Security analysts focus on recall, because missing attacks is dangerous.


📊 7. Visualizing Feature Importance

Add this code:

importances = model.feature_importances_
indices = np.argsort(importances)[-10:]

plt.figure(figsize=(10,5))
plt.title("Top 10 Important Features")
plt.barh(range(len(indices)), importances[indices], align='center')
plt.yticks(range(len(indices)), [X.columns[i] for i in indices])
plt.show()

This graph shows what features matter most.

Common important features:

  • duration
  • bytes
  • src_port
  • dst_port
  • protocol
  • pkt_count

Your ML model becomes explainable — important for cybersecurity jobs.

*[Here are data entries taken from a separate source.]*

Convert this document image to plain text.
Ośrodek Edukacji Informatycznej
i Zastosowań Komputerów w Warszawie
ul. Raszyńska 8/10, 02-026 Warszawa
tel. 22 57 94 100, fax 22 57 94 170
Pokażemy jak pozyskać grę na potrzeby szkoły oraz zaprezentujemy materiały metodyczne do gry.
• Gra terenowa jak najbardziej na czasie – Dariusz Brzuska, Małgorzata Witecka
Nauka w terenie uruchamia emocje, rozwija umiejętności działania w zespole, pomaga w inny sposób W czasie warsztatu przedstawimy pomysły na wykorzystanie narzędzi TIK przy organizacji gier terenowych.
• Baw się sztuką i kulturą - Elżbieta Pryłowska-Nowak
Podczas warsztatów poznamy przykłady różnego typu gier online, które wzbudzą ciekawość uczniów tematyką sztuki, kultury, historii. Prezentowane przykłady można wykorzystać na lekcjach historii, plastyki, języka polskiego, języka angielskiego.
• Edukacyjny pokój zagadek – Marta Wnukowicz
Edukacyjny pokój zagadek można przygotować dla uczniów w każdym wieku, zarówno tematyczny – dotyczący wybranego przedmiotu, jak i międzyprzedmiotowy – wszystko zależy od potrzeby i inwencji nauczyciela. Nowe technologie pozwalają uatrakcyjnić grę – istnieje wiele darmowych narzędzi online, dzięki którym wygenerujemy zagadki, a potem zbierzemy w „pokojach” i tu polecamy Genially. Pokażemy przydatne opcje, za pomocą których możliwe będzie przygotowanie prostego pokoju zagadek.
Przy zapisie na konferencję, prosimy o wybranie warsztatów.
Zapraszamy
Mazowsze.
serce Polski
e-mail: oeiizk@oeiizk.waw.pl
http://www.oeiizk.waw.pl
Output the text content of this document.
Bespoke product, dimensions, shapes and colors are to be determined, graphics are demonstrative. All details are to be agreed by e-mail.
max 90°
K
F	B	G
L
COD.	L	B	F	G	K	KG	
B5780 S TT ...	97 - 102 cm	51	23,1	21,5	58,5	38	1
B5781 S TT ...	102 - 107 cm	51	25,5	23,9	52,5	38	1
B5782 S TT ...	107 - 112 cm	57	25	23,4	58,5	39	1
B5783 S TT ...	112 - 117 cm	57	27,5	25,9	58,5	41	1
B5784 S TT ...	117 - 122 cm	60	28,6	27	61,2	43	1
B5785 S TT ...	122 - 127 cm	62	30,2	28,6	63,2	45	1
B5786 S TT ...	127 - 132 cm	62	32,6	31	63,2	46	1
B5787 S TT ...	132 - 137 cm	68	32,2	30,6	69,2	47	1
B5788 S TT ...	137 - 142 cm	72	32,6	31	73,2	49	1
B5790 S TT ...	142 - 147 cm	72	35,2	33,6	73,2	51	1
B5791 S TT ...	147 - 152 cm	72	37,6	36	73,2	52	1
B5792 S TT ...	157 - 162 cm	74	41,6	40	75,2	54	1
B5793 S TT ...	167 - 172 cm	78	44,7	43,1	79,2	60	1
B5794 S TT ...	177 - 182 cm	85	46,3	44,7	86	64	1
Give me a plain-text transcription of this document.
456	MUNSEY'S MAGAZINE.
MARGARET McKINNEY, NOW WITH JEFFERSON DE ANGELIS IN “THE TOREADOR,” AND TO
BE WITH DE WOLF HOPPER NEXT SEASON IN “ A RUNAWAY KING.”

🛡️ 8. Deploy the Model (Optional)

Your model can be deployed as:

  • a local script
  • a SIEM integration
  • a SOC alerting tool
  • a cloud function
  • a REST API

Example Python API (Flask):

from flask import Flask, request
import joblib

app = Flask(__name__)
model = joblib.load("model.pkl")

@app.route('/predict', methods=['POST'])
def predict():
    data = request.json
    prediction = model.predict([list(data.values())])
    return str(prediction[0])

app.run()

You now have your own AI threat detector.


📁 9. Portfolio Ideas (For Students)

Add these to your cybersecurity portfolio:

  • GitHub repo of this project
  • Kaggle notebook
  • LinkedIn post documenting the process
  • PDF report including evaluation metrics
  • A video demo on YouTube or Instagram

This massively boosts your employability.


🧩 10. Diagram: ML Threat Detection Pipeline

 +-------------------+
 |    Raw Traffic    |
 +---------+---------+
           |
    Feature Extractor
           |
 +---------+---------+
 |  ML Model (RF)    |
 +---------+---------+
           |
    Threat Prediction
 (Benign | Malicious)

🎓 11. Common ML Models Used in Threat Detection

ModelBest For
Random Forestfirst models, structured data
XGBoosthigh accuracy models
SVMsmall datasets
LSTMsequence-based logs
Autoencoderanomaly detection
CNNmalware byte analysis

Your first project uses Random Forest — perfect for beginners.


📌 Key Takeaways

  • This project teaches the basics of ML in cybersecurity.
  • You built your first AI threat classifier using real data.
  • It works for network anomaly detection, SOC automation, and security analysis.
  • You learned feature extraction, model training, evaluation, and visualization.
  • This can be added to your cybersecurity portfolio immediately.